The Purdue Jazz Band’s set draws the evening to a close. It opens with “Libertango” by Astor Piazzolla who, Trout says, “is recognized as the master of the modern tango.” It feature alto sax player Drew Damon, winner of the 2009 Sudler Prize as Purdue’s top senior in the arts. The set also includes “Moondance,” considered to be one of the best songs created by the popular 1960s-70s songwriter Van Morrison.

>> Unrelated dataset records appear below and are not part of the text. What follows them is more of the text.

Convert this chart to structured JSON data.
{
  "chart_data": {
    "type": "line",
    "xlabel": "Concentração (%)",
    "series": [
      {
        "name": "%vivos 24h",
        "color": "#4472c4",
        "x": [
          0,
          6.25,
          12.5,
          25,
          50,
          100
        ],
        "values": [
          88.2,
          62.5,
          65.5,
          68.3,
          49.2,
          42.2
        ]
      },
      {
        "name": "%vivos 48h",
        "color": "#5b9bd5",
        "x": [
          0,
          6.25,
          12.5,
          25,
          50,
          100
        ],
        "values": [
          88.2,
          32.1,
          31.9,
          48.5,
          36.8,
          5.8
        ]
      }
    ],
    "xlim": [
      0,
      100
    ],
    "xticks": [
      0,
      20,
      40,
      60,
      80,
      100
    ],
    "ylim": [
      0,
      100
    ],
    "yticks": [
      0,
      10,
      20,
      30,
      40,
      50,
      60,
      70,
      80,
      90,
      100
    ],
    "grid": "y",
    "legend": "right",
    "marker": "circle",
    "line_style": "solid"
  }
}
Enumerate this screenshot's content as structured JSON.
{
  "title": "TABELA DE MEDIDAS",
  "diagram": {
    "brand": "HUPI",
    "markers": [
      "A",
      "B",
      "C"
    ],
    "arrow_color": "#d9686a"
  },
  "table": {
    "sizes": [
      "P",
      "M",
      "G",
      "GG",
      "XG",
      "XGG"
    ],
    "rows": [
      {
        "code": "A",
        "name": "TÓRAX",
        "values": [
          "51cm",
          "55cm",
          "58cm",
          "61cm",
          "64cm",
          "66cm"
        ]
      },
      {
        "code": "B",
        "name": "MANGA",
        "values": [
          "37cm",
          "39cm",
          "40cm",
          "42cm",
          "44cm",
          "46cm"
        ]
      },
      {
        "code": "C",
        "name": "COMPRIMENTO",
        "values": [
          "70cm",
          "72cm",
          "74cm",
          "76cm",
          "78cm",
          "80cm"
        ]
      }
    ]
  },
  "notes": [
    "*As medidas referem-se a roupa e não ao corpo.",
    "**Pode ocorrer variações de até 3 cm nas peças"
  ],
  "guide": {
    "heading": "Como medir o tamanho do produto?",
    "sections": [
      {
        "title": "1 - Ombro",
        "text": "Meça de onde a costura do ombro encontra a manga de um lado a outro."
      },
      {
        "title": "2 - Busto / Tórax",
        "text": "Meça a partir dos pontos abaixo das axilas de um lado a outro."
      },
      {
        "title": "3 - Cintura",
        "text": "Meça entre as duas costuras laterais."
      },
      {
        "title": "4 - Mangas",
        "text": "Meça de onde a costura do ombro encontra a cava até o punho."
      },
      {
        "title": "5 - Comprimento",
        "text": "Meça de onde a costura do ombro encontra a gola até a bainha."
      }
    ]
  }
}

Serving as the centerpiece of the set is David Cutler’s “Bucking for a Buck” which embraces musical styles from hip hop to straight ahead swing. “The melodies implode on each other. It sounds modern but it’s all in traditional jazz style,” Trout says. A swing version of “This Can’t Be Love” closes the concert and puts a spotlight on two students singled out for special recognition at the 2009 Elmhurst Jazz Festival for their solos in this Rogers and Hart classic. Vocalist Darby Brignac will be featured along with Jake Noparstak on tenor sax.
One more jazz concert remains in the 2008-09 season. All the bands featured at the “Super Jazz Jam” can also be heard at Jazz on the Hill, an outdoor concert at Slayter Center slated for 2:30 p.m. Sunday, April 26.